Un mese fa, Cristina Kirchner ha protestato a una manifestazione per il ruolo del Movimento Evita e dei Barrios de Pie nel governo. Entrambi sono integrati nell’Unione dei Lavoratori dell’Economia Popolare (UTEP), dove si aggiungono tutti i gruppi che vivono di lavoro autonomo e di economia informale. UTEP nasce nel 2019 per supportare Alberto Fernández. Kirchner vi vedeva troppo potere concentrato e poca docilità. Per questo ha chiesto al presidente di rimuoverli dalla Casa Rosada e di restituire la gestione dei piani sociali ai governatori provinciali e ai sindaci locali.

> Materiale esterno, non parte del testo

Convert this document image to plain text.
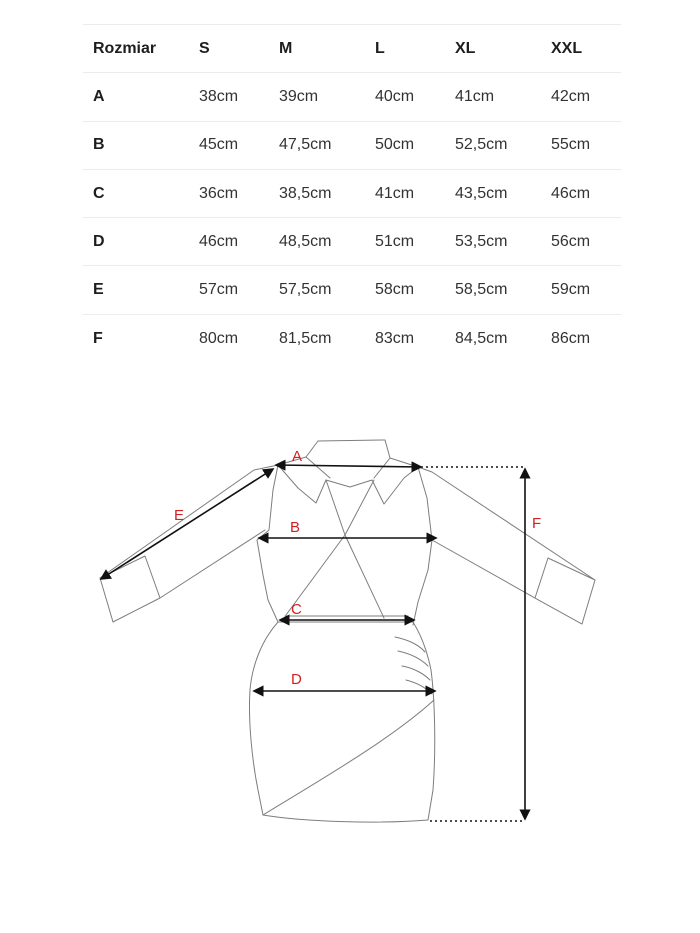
Rozmiar	S	M	L	XL	XXL
A	38cm	39cm	40cm	41cm	42cm
B	45cm	47,5cm	50cm	52,5cm	55cm
C	36cm	38,5cm	41cm	43,5cm	46cm
D	46cm	48,5cm	51cm	53,5cm	56cm
E	57cm	57,5cm	58cm	58,5cm	59cm
F	80cm	81,5cm	83cm	84,5cm	86cm
A
B
C
D
E	F
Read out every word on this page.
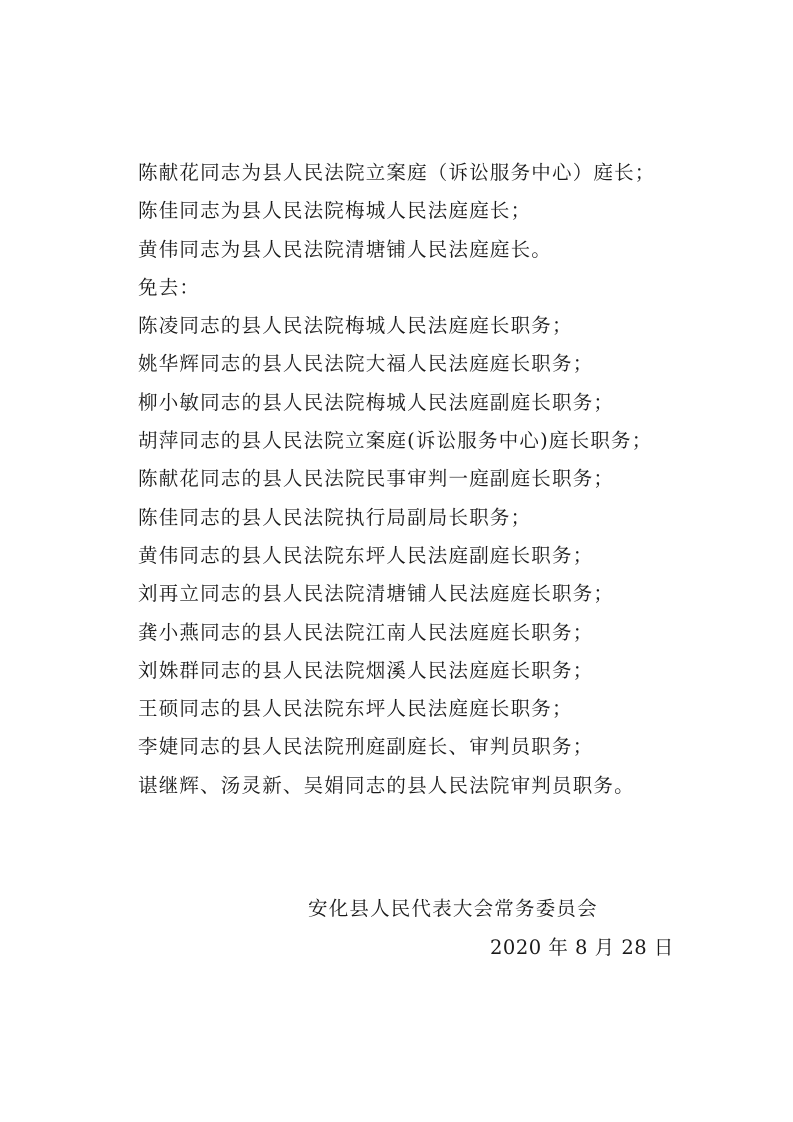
陈献花同志为县人民法院立案庭（诉讼服务中心）庭长；
陈佳同志为县人民法院梅城人民法庭庭长；
黄伟同志为县人民法院清塘铺人民法庭庭长。
免去：
陈凌同志的县人民法院梅城人民法庭庭长职务；
姚华辉同志的县人民法院大福人民法庭庭长职务；
柳小敏同志的县人民法院梅城人民法庭副庭长职务；
胡萍同志的县人民法院立案庭(诉讼服务中心)庭长职务；
陈献花同志的县人民法院民事审判一庭副庭长职务；
陈佳同志的县人民法院执行局副局长职务；
黄伟同志的县人民法院东坪人民法庭副庭长职务；
刘再立同志的县人民法院清塘铺人民法庭庭长职务；
龚小燕同志的县人民法院江南人民法庭庭长职务；
刘姝群同志的县人民法院烟溪人民法庭庭长职务；
王硕同志的县人民法院东坪人民法庭庭长职务；
李婕同志的县人民法院刑庭副庭长、审判员职务；
谌继辉、汤灵新、吴娟同志的县人民法院审判员职务。
安化县人民代表大会常务委员会
2020 年 8 月 28 日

Lì, nei quartieri poveri, l’UTEP si contende il favore del popolo con il gruppo ultrakirchnerista La Cámpora. “Quando Cristina ha parlato eravamo feriti e arrabbiati. C’è una realtà, ci sono settori che non ci vogliono”, dice la vicesegretaria generale dell’UTEP e portavoce del Fronte popolare Dario Santillán, Dina Sánchez. “Siamo concentrati sull’economia popolare perché lo Stato non è stato in grado di risolverla dal lato pubblico e privato. Molte delle compagne sono capofamiglia con diversi figli. Nell’economia popolare trovano un piatto di cibo, lavorano”, spiega Sánchez.